Welcome back to our virtual tour among the finds of the Archaeological Museum of Cagliari.
Today we will show you some finds from the necropolis of San Giorgio in Portoscuso up close.
The site was found by chance in 1990, during some works for the construction of a purification plant, which damaged and almost completely destroyed part of the burials. It is a small necropolis with cremation tombs, according to the funerary ritual prevalent in the Phoenician age. The ashes of the deceased were kept inside reused transport wine amphorae and placed inside a lithic cyst, that is a small pit dug in the ground and covered with stone slabs on the bottom and on the walls and closed by a lid always in Stone.
The use of wine amphorae is certainly not accidental, but is linked to the ideology of the banquet and the ritual consumption of wine within funeral ceremonies. St. George’s amphorae show wine cups as lids to further strengthen this ritual bond.
The grave goods consisted of bilobed jugs, linked to the offering of wine and jugs with a mushroom rim, containers of balms and perfumed oils with which the body of the deceased was sprinkled. In some burials there were also other vases, silver and bronze jewels and iron weapons, evidence of the burial of adult males.

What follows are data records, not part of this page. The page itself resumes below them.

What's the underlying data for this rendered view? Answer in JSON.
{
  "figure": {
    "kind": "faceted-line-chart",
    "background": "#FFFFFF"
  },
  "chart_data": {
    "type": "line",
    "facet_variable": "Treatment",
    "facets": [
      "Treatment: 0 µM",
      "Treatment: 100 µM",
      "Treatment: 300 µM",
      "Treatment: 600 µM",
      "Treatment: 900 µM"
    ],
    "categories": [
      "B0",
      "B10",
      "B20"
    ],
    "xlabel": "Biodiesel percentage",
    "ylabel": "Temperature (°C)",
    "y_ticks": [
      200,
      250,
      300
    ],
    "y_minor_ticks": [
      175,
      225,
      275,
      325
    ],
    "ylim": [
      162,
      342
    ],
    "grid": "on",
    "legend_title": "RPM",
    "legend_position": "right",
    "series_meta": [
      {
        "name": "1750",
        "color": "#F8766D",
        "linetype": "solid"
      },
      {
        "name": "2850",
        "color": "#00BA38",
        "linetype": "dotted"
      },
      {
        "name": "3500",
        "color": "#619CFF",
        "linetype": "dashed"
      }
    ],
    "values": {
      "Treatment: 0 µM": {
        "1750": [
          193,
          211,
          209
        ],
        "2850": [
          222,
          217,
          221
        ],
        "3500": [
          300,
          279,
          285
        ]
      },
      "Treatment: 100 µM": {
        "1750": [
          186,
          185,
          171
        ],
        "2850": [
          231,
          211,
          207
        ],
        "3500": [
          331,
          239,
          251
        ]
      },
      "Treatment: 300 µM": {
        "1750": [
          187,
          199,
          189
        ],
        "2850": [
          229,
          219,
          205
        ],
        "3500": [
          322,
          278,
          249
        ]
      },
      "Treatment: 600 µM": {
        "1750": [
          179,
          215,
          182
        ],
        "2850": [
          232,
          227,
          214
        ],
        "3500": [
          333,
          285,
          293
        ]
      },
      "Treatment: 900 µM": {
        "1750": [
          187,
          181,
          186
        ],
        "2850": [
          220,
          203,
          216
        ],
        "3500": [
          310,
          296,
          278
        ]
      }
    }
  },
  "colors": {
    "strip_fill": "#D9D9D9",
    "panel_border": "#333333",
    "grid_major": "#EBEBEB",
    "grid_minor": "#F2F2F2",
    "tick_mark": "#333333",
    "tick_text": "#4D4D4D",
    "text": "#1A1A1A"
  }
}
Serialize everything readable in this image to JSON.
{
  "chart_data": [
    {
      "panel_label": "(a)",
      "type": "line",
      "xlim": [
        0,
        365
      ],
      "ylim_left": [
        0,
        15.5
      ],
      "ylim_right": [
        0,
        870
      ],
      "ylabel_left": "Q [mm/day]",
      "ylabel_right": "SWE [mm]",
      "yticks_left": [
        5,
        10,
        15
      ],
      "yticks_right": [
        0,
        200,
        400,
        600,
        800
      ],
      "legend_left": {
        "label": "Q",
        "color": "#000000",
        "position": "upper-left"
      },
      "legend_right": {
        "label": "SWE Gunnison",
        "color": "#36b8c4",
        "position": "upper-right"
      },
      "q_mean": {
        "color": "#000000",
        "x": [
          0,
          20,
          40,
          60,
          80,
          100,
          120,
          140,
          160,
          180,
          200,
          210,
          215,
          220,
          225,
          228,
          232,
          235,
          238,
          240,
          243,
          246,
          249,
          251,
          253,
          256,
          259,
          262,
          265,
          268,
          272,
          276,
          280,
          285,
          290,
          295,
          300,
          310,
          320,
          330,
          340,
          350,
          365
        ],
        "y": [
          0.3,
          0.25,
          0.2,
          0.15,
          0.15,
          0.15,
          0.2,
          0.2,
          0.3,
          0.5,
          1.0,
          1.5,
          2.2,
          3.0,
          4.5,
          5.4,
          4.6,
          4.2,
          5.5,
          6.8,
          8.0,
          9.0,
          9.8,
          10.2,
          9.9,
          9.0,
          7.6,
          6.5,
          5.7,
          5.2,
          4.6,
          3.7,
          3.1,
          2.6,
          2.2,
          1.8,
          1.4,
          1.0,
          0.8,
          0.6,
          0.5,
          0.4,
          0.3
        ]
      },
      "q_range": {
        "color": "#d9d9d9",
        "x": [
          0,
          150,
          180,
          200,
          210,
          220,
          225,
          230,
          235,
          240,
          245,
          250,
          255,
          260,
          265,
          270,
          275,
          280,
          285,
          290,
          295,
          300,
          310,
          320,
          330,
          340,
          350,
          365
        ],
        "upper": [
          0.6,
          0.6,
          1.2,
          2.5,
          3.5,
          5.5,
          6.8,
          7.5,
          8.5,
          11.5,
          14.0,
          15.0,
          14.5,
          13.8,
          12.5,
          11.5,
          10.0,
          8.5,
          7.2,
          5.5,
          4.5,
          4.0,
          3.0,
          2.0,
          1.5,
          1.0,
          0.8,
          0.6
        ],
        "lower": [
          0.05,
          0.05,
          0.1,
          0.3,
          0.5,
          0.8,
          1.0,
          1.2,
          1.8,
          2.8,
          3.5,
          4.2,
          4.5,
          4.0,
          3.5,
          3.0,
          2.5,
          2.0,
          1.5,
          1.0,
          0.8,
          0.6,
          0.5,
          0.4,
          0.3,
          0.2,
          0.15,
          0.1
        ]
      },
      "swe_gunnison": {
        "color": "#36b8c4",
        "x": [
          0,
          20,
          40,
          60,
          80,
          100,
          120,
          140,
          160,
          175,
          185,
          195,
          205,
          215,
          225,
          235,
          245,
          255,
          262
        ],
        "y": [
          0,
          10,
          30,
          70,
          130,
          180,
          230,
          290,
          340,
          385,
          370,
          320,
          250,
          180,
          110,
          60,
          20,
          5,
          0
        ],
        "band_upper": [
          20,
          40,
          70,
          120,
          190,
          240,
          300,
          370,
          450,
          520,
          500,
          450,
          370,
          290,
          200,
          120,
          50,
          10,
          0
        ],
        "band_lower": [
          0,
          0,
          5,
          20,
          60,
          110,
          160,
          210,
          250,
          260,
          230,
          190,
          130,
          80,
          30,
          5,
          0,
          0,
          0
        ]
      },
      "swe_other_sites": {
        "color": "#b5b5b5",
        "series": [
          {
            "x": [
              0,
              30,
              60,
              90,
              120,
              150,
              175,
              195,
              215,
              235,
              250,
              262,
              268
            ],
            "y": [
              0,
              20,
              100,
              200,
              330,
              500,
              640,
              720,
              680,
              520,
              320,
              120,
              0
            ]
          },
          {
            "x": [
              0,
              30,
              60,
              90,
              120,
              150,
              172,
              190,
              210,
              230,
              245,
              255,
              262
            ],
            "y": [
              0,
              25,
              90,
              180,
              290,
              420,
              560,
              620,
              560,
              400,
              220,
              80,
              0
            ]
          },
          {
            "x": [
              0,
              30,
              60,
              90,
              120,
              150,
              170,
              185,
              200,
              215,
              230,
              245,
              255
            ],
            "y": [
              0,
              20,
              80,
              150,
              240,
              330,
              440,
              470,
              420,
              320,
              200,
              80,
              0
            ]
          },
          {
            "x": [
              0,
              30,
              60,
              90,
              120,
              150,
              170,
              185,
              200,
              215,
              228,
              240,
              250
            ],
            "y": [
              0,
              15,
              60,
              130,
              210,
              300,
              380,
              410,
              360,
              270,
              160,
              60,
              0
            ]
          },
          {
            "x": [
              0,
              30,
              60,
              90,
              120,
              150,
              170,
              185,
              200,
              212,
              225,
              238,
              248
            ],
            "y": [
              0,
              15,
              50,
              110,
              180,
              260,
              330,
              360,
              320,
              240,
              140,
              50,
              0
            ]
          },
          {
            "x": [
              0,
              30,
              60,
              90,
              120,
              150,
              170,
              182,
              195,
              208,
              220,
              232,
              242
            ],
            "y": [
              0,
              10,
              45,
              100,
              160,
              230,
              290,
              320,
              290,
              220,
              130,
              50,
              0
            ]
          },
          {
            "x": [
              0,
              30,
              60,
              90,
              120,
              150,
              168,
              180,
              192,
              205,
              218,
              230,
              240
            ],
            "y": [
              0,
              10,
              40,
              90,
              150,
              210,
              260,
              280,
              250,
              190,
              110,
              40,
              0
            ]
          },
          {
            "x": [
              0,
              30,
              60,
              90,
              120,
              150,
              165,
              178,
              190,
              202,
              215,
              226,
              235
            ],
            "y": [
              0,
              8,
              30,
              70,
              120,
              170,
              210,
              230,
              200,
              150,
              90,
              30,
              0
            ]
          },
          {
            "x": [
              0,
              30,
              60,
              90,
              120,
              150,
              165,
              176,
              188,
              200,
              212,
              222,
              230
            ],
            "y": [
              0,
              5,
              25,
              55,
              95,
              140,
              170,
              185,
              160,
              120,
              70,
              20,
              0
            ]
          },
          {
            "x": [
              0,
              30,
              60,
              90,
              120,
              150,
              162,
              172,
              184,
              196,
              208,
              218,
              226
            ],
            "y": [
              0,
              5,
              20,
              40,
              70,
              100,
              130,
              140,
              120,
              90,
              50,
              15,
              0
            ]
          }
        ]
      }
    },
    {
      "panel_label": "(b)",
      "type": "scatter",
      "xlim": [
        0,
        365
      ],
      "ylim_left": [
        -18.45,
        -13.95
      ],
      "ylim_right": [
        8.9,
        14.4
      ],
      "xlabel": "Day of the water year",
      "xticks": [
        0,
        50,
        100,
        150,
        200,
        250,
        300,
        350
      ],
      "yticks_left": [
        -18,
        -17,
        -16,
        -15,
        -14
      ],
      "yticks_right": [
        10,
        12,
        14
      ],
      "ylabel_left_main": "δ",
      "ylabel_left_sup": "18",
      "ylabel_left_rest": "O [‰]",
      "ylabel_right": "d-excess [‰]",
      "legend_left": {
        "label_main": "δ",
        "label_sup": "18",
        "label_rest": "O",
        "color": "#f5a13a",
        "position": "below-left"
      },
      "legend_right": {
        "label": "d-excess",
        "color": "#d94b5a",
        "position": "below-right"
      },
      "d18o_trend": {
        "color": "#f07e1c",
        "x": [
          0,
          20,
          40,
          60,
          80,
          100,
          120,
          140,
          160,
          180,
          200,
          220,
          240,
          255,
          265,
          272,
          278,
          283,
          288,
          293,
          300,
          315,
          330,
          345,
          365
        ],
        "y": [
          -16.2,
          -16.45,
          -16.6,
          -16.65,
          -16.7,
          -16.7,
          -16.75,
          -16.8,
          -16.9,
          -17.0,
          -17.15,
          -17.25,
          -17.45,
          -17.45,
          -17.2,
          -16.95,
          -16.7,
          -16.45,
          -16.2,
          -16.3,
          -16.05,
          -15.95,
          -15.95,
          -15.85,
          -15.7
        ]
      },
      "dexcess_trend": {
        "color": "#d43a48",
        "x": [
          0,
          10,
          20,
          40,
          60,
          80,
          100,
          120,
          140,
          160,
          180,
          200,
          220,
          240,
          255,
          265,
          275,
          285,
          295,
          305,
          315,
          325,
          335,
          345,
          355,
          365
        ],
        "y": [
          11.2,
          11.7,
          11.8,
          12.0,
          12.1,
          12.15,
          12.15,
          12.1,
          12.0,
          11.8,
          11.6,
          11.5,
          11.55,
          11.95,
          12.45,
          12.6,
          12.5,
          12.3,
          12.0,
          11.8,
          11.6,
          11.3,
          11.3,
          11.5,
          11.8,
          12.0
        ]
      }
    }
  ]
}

We have no information regarding the town to which this small necropolis must have referred. According to some, the settlement must have been nearby, as was usually the case, according to others the necropolis of San Giorgio was connected to Monte Sirai (Carbonia) and in particular to the Phoenician presences within the Sirai nuraghe. Certainly San Giorgio is, in the current state of knowledge, the oldest Phoenician necropolis in Sardinia, born out of the need to give burial to “a nucleus of Phoenicians that we could consider the pioneers of sedentarization”.
It is no coincidence, however, that the oldest Phoenician city in Sardinia is Sulci (Sant’Antioco), also located at the entrance to the Sulcis metalliferous basin, an area clearly of great interest for oriental merchants.
Let’s go back to our finds and in particular to the jugs with a mushroom rim (expanded circular rim) which show a shape with a globular body and tubular neck, unknown on the island until now, while it is known in other parts of the Mediterranean especially in the east. This element, together with the surface of the vases that have a red slip (the so-called red-slip) of considerable quality, leads to consider them from direct oriental imports, dating the necropolis even to a phase prior to the first settlement of Sulci, and therefore antecedent the mid-eighth century BC, i.e., 750 BC.